Just yesterday, we got word in about Children's Place (NASDAQ: PLCE) about how its third-quarter report didn't boast any word of markdowns, though we were pretty clear that it was “only a matter of time” until the company did start marking down. We were right, and a lot sooner than most probably expected, as word emerged of a 23% drop in Children's Place shares thanks to some trouble with the Gymboree (NASDAQ: GYMB) relaunch.
Gymboree's Failure to Relaunch Has a Familiar Cause
The third-quarter reporting for Children's Place noted a “small top-line miss” for the third quarter, due to familiar bugaboos like unusually nice weather that was keeping people out of shopping malls and, of course, the increasing propensity for people to stay away from shopping malls in general. That's keeping foot traffic out of the high-end children's clothier, and severely hampering Children's Place's ability to sell togs to tots, or at least, tots' parents.
A point we mentioned in our coverage yesterday—the increasing moves customers are making toward retailers like Target (NYSE: TGT)—was not mentioned in Children's Place's guidance. That small omission didn't seem to help much, as in recent trading, Children's Place shares lost as much as 23% at one point.
A Target On Its Back
The news of Target's resurgence—and the resurgence of similar big-box retailers who have been stepping up their online game in recent months—came at a terrible time for Children's Place. Not only had it shelled out fully $76 million for Gymboree's intellectual property back in March, but it was set to stage a relaunch of the familiar Gymboree line in its own shops.
Children's Place had extensive plans for Gymboree, including a new and more powerful website as well as over 200 “shop-in-shop” locations slated to go live in the spring of 2020. Given that the purchase took place almost a year before the relaunch could even start up, Children's Place was already taking a substantial gamble that nothing would destabilize the somewhat fragile children's clothing market in that year, and indeed, something did just that.
The Silver Lining in the Ominous Black Cloud
However, Children's Place remains optimistic about the future, and it has good reason. It's already said to be taking on solid feedback over social media, reports from Marketwatch note, and the company has long had a rapport with millennial moms looking to outfit their offspring in grand style. Additionally, since 80% of Children's Place brand sales are coming from branded credit card and loyalty program sales, the company seems to have a pretty sound base that isn't likely to stray.
Gymboree, meanwhile, had neither of these, noted Children's Place CEO Jane Elfers.
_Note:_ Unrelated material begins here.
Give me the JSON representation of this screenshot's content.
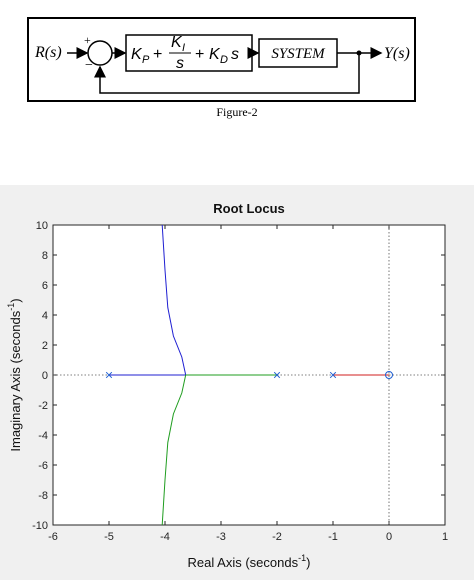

Moreover, Elfers could point to six new locations set to bring in $1 million in annual sales, and even spotted a set of 40 former Gymboree locations that both did well and were in areas without Children's Place presences, suggesting that further expansion may be in the cards.
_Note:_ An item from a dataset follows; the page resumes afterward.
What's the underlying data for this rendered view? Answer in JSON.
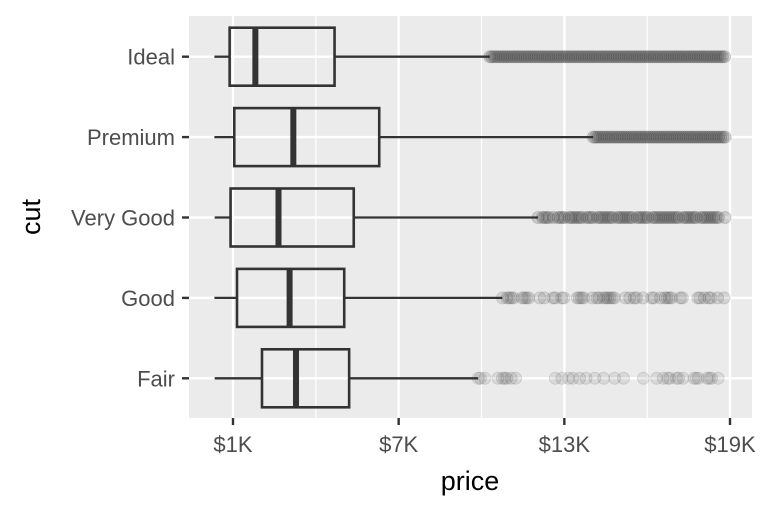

Will Children's Place Act Fast Enough?
Here's the problem with what Elfers just said, however. She knows 40 places where Gymboree did well, but that have no Children's Place presence. And haven't had Gymboree presence since last March, either, by extension. It's a fairly safe bet that a lot of that traffic has already shifted, and probably started doing that shifting back around late August when shopping for school clothes started up. Even Elfers notes that Gymboree had no loyalty program or internal credit card operation, so what kept parents in that particular fold?
How much of this business has already migrated to Target? We've already seen how Target is keeping its connection fresh with improved online operations, as well as an increasing number of small-format stores to allow for increased market penetration. That combination is formidable, and for a mall-heavy retailer like Children's Place, it's an ongoing disaster. We're well into the holiday shopping season, after all, and there are plenty of parents, grandparents, and well-meaning godparents out buying supplementary kids' clothes, so that's one more opportunity for Target to cement its status as the place to buy kids' clothes.
A business that depends on mall traffic to survive has been on the decline for some time now almost universally; just look at Sears (OTCMKTS: SHLDQ). Sears has been closing locations almost frantically for over a year, and before that, K-Mart, another Sears property, was similarly engaged. While the writing may not be on the wall for Children's Place just yet, the hand does at least look like it's limbering up.